Ethics and melodrama
Then last night, actually, it was our twentieth wedding anniversary. And I took Chiquita to see the show about Billie Holiday, and I looked at these show-business people, who know nothing about Billie Holiday, nothing, so they’re really kind of in a way intellectual creeps. And I suddenly had this feeling, I mean, you know, I was just sitting there crying through most of the show. And I suddenly had this feeling, I was just as creepy as they were! And that my whole life had been a sham, and I didn’t have the guts to be Billie Holiday either.

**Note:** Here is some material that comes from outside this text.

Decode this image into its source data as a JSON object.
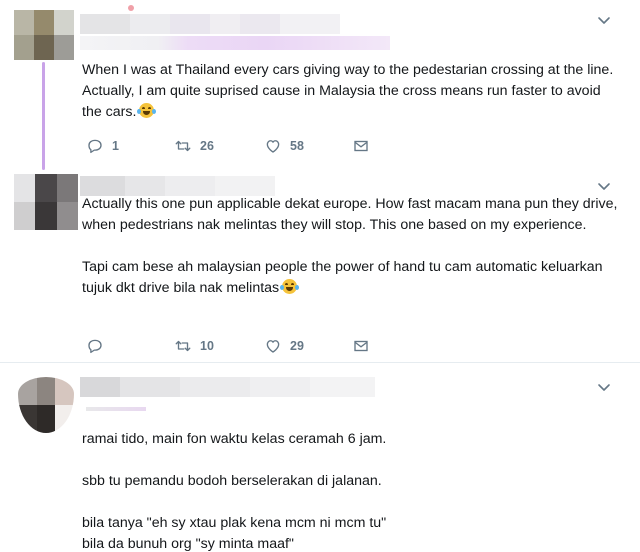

-André Gregory, My Dinner With Andre
I’ve been reading Irrelevant Narcissism on Marie Antoinette, and The Oh Zone on some sort of English assignment designed to teach her about making arguments. Apparently, in Marie Antoinette, young Kirsten Dunst suffers through a variety of coming-of-queenly-age ordeals, settles down into a life of bizarre regal scenesterism, and then suffers again at the hands of the Revolution. She is initially pitiable, because history is having its way with her. Then she becomes shallow and boring when she gets her own life to live. Then she goes back to being pitiable when the peasants burn her chambers and, well, cut off her head.
Meanwhile, over at the Oh Zone, miso is asking us about an assignment prompt that involves a woman (Beth) being separated from her lover, then having to prostitute herself to reunite with her lover, then being rejected by her lover for being a prostitute, and then shooting her lover in the head. The story is propped up by details like this: the reason that Beth has to prostitute herself is that she has to cross a river, and there is only one boat, and the boat is owned by a lonely evildoer.
What does all this signify? I risk being Marie Antoinette. I risk waiting to be made sympathetic, for that moment when the circumstances around me reach such operatic proportions that I can, for example, throw myself off a bridge to save 1,000 people. In short, we perhaps have ethical reserves ready to be deployed, and that feeling is only intensified by artworks like Battlestar Galactica, where every character is provided an occasion to rise to when the robots suddenly attack.
But what if we have no occasions? What if, as it does to Marie, the camera keeps its gaze trained on us even when there is no particular injustice being done? The risk is that it will find, in the absence of melodrama, an absence too of purpose, aside from the dull imperatives of getting work accomplished — but perhaps here too this is merely work undertaken without self-consciousness, without knowing whither it leads.
So often the ethical dilemmas presented in things like The Book of Questions involve rarified situations, like Spider-Man being forced to choose between saving a trainload of people, and saving his girlfriend (who is, of course, Marie Antoinette). If anyone asks you whether you would die to save a thousand people, I recommend answering, “Well, nothing is certain in the real world. I’d certainly be willing to risk dying.”
A better ethical question is this one: “You wake up. It’s November 13, 2006. Highs will be in the low seventies with a slight chance of rain. What do you do?”